The book is enriched with practical Python programs, allowing readers to run and observe the output of many image processing methods, such as sampling, quantization, interpolation, filtering in spatial and transform domains, histogram operations, morphological operations, boundary extraction, object detection, and image segmentation. Readers can adjust these programs and change various parameters to observe the practical implications of the theoretical representations.
The book is organized into four abstraction levels:
Fundamentals of image processing, including the human visual system, mathematical tools for image representation and processing, and color perception with its formal representation.
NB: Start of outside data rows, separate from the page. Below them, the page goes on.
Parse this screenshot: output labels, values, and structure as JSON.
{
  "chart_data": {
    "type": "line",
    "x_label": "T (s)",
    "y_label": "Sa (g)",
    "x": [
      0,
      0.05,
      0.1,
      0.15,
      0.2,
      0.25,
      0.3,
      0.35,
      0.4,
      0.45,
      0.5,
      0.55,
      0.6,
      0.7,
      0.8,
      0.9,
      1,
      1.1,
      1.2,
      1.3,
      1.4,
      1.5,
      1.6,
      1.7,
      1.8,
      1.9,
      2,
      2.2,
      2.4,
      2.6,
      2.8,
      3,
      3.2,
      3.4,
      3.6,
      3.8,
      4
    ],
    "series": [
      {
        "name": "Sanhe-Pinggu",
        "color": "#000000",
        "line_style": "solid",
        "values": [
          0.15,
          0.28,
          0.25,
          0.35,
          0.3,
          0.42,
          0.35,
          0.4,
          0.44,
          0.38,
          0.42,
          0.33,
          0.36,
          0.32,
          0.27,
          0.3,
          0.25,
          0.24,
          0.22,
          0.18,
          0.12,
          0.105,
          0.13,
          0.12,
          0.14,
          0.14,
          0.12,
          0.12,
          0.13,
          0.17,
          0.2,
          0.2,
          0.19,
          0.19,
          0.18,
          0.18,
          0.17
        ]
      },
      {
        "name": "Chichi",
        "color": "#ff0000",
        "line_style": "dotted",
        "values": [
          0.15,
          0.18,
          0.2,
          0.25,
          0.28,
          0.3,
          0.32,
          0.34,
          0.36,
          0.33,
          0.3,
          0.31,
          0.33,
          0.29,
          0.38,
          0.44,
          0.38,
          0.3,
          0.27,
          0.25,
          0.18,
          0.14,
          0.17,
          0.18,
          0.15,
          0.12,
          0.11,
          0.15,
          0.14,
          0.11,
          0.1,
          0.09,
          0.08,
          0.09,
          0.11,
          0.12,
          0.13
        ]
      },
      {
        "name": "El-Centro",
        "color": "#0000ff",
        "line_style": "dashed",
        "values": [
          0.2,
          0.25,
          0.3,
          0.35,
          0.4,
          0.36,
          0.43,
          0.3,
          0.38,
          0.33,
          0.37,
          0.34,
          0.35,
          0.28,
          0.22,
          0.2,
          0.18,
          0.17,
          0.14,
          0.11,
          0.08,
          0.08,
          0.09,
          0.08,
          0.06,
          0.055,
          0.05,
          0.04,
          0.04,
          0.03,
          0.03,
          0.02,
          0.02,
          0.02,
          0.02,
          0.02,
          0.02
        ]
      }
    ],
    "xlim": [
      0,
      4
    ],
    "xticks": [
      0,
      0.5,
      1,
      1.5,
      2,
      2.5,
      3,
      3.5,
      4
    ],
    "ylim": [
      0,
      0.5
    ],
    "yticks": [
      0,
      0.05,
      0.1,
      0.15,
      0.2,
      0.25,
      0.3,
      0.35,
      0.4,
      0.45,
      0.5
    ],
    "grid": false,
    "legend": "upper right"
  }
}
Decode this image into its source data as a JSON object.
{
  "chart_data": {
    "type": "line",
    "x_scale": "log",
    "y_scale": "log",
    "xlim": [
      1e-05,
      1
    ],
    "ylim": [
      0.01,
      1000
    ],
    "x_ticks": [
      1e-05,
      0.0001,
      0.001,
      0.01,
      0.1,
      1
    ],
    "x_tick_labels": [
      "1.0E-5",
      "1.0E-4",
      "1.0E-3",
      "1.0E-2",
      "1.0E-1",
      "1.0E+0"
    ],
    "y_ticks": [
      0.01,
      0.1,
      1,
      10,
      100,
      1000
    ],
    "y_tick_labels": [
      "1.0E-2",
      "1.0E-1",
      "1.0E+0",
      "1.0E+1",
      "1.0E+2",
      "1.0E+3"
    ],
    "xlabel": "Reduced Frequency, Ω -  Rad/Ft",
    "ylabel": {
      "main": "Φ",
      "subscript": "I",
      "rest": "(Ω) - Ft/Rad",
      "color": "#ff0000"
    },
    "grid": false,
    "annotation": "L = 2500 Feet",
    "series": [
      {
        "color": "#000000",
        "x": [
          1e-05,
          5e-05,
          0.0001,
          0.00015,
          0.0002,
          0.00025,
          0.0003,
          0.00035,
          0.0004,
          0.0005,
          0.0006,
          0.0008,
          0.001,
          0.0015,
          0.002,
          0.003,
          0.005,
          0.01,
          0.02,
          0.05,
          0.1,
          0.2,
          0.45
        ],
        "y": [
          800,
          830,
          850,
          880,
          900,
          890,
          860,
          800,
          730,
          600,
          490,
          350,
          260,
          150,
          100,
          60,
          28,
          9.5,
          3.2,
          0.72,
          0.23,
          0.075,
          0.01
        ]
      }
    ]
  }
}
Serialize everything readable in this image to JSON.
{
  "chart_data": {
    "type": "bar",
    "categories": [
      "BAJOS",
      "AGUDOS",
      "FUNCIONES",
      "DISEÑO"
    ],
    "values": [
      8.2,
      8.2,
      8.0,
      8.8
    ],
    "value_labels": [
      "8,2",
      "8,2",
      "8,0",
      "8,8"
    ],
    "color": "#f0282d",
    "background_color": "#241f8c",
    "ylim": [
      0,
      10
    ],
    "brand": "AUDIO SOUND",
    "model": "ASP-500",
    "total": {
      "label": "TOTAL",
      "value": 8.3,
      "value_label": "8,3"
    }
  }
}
Low-level image processing techniques in the spatial and transform domains, including point operations, histogram techniques, convolutional filters, Fourier, cosine, and Hadamard transforms, multiresolution image analysis, and wavelet transforms.
Intermediate-level image processing techniques, including image compression, morphological image processing, image segmentation methods, such as k-means, mean-shift, and normalized cuts, as well as image representation through feature extraction (e.g., polygon approximation, Gabor and SIFT features) and whole-image representation using trees and graphs.
High-level image processing techniques with deep learning, including Multi-Layer Perceptrons (MLPs), Artificial Neural Networks, Convolutional Neural Networks (CNNs), Autoencoders (AEs), Variational Autoencoders (VAEs), Generative Adversarial Networks (GANs), Diffusion Models (DMs), and Vision Transformers (ViTs) with their applications in image denoising, super-resolution, image colorization, image inpainting, image compression and dimensionality reduction, image segmentation, image-to-text generation, text-to-image generation, and object detection.
This book is an excellent resource for a diverse audience of students and professionals across disciplines who work in designing and implementing image processing algorithms to address both theoretical and practical challenges. Pre-requisites include calculus, probability theory, linear algebra, and programming skills.